X
Я неожиданно обрел покой в обществе Эмилии, и рискну предположить, что и ей мое присутствие не было неприятно.
Мы оказались погребены в этом доме, как на затонувшем корабле или, точнее, на субмарине, погрузившейся на дно. Меня не покидало тоскливое ощущение, что воздуха становится все меньше. В комнате умершей мне было не более неуютно, чем где-либо. Из одного только милосердия я решил составить компанию Эмилии.
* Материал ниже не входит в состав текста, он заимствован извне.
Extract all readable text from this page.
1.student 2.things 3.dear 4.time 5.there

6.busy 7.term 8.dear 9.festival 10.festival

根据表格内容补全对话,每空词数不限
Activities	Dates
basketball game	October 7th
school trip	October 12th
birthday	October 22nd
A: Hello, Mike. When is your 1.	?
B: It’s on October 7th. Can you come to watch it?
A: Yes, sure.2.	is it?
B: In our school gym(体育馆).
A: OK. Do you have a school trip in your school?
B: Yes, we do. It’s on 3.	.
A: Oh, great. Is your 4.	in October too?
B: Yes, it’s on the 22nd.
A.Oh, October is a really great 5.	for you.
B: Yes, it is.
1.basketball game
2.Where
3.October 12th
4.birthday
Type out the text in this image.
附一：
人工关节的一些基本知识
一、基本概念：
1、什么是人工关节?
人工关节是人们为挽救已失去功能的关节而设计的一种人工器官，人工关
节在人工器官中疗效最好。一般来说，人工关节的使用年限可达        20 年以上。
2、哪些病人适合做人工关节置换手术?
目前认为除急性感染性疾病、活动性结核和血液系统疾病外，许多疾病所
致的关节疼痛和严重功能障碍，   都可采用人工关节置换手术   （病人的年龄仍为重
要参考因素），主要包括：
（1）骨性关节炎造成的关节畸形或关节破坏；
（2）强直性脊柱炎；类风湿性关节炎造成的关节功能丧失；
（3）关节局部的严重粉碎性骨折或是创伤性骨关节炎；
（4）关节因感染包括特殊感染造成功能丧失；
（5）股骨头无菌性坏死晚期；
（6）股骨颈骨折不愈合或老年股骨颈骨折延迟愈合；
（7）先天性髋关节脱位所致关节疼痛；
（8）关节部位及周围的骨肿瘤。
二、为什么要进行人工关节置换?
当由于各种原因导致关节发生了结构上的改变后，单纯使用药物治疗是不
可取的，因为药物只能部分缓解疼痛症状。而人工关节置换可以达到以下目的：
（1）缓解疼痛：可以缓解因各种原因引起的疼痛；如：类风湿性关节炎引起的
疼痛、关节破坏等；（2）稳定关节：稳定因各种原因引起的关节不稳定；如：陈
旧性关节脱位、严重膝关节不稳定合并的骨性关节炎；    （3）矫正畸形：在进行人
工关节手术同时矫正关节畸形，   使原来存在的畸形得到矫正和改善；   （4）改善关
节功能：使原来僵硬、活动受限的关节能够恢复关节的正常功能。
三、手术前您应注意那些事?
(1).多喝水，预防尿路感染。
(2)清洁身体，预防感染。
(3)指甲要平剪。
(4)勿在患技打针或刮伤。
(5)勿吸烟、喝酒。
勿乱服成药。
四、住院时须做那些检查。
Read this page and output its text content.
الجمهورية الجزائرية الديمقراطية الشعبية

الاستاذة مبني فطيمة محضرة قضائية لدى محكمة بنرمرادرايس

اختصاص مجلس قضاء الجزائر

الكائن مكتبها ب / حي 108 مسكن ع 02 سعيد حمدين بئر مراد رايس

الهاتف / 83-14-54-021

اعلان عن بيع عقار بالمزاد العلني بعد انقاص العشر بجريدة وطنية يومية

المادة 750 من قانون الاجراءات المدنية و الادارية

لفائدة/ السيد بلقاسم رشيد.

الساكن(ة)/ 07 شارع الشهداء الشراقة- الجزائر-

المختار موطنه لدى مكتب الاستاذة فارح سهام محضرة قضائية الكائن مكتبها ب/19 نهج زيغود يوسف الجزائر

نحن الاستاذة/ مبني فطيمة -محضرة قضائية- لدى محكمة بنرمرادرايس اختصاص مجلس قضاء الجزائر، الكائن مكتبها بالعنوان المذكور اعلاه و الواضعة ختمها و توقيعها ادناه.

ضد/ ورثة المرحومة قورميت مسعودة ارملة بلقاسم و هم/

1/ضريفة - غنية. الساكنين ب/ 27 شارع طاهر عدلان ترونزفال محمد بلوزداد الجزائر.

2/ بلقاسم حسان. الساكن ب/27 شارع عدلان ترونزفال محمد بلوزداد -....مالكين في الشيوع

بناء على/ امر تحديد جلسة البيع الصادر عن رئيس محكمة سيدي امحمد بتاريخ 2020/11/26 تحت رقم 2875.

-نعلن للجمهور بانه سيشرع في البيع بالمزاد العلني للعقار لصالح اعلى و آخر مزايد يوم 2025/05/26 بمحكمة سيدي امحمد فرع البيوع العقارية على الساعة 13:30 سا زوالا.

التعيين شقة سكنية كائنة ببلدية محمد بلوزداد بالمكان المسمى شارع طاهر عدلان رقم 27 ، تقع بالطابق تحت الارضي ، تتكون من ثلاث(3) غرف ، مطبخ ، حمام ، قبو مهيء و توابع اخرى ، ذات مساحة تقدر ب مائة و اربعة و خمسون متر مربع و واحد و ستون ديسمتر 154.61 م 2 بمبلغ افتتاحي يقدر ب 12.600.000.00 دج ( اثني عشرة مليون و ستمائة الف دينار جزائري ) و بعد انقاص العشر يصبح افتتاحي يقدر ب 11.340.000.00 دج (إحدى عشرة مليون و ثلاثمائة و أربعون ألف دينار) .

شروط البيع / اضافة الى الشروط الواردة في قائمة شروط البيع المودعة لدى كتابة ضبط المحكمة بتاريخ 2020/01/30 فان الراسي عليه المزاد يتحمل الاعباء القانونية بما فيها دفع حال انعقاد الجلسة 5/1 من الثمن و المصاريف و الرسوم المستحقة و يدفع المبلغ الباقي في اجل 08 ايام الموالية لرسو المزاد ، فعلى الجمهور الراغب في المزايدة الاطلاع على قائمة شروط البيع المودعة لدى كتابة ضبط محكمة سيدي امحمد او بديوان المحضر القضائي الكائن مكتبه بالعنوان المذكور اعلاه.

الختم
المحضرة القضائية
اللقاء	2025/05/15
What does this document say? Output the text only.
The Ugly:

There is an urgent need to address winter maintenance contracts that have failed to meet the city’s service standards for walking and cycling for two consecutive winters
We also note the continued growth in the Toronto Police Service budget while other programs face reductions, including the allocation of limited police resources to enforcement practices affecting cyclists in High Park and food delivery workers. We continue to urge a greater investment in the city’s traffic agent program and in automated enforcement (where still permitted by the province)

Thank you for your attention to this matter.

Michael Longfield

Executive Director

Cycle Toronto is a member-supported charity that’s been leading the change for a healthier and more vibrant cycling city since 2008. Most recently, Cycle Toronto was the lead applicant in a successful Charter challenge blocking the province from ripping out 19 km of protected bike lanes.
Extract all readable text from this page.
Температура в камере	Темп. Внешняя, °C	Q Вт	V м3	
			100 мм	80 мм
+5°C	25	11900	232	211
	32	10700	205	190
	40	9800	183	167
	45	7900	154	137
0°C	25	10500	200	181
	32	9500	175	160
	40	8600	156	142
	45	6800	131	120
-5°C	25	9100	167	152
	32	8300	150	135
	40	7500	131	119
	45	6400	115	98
В этом доме даже время шло не так, как обычно. Иные часы пролетали стремительно, иные тянулись медленно; когда я входил в комнату Мэри, то посмотрел на часы, и оказалось, что было только два часа дня, а я думал, что уже часов пять.
Мы были в комнате одни. Эмилия спросила меня, хорошо ли я знал ее сестру.
— Нет, — сказал я. — Только как врач. Она приходила ко мне на прием раза два или три. — И соврал, чтобы сделать ей приятное: — Кажется, она как-то говорила мне о вас.
— Мы очень любили друг друга, — объяснила Эмилия. — Мэри была так добра со мной… Когда умерла мама, она заменила ее в доме. Теперь я осталась одна.
— У вас есть Атуэль, — лицемерно утешил ее я.
К моей глубокой печали, я не забыл вчерашнюю сцену, ведь я видел, как Мэри целует жениха сестры.
— Бедный, ему будет не хватать ее почти так же, как мне, — сказала Эмилия, и благородный румянец озарил ее лицо. — Мы все трое очень дружили.
Мне стало не по себе.
— Вы ведь скоро поженитесь? — спросил я из чистого любопытства.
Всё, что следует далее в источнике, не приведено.